Of course, the gaming community knows that leaks are not guarantees. For a long time, the wait for official word from Avalanche Software or Warner Bros. was agonizing. The button remained, a quiet monument to what might be. Would it ever be more than a curious footnote?
A Legacy of Oddities and Anticipation
Hogwarts Legacy is a game of magical contradictions. It builds a stunning, immersive world, yet it contains this strangely mundane menu oddity. It tells a complete story, yet it hints at more with a button that led to very little. This peculiar feature highlights a broader tension in modern gaming between launch-day completeness and the live-service/DLC model. The "Additional Content" button felt like an artifact from a different game plan, one that envisioned a steady stream of updates.
So, what's the lesson here? For developers, it's a case study in managing player expectations through UI design. A prominent menu option is a promise. For players, it became a lesson in patience and cautious optimism. That simple button sparked countless forum discussions, Reddit threads, and video essays. In its own weird way, it kept the conversation about the game's future alive during quiet periods. It was a mystery wrapped in a menu, a small, muggle-born puzzle in a world of magic. As we look back, its journey from bizarre placeholder to (potentially) functional feature encapsulates the evolving relationship between a game, its creators, and its community. The legacy of Hogwarts Legacy isn't just its story or its world—it's also in these curious, human details that spark our imagination and debate long after we put down the controller.

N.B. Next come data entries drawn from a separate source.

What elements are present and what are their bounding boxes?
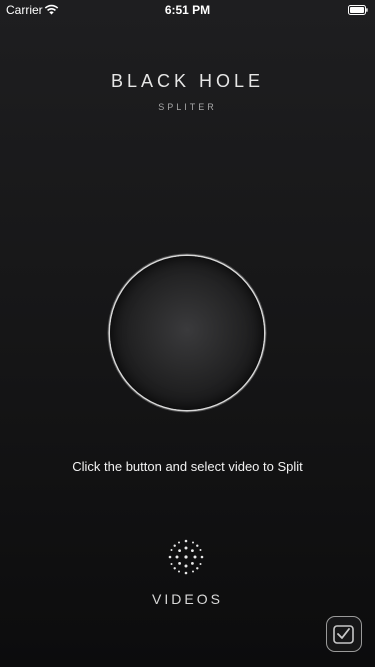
app-badge-icon[interactable]	[326, 616, 362, 652]
battery-icon	[348, 5, 368, 15]
instruction-text: Click the button and select video to Spl…	[72, 459, 303, 474]
dots-burst-icon[interactable]	[167, 538, 205, 576]
status-bar: Carrier 6:51 PM	[0, 0, 375, 20]
videos-button[interactable]: VIDEOS	[0, 591, 375, 607]
app-badge-glyph-icon	[333, 625, 354, 644]
app-subtitle: SPLITER	[158, 102, 217, 112]
app-title: BLACK HOLE	[110, 71, 265, 91]
select-video-button[interactable]	[110, 256, 264, 410]
status-time: 6:51 PM	[164, 3, 211, 17]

Data referenced from HowLongToBeat helps contextualize why Hogwarts Legacy’s “Additional Content” menu option felt so disproportionate for so long: when players can already spend dozens of hours finishing the main story, side quests, and completionist objectives, a small add-on like the Dark Arts Battle Arena reads less like a true expansion and more like a storefront shortcut. That contrast is exactly what made the button’s prominence on the title screen seem like a placeholder for something bigger—an expectation-setting UI choice that implicitly promised a more substantial post-launch chapter.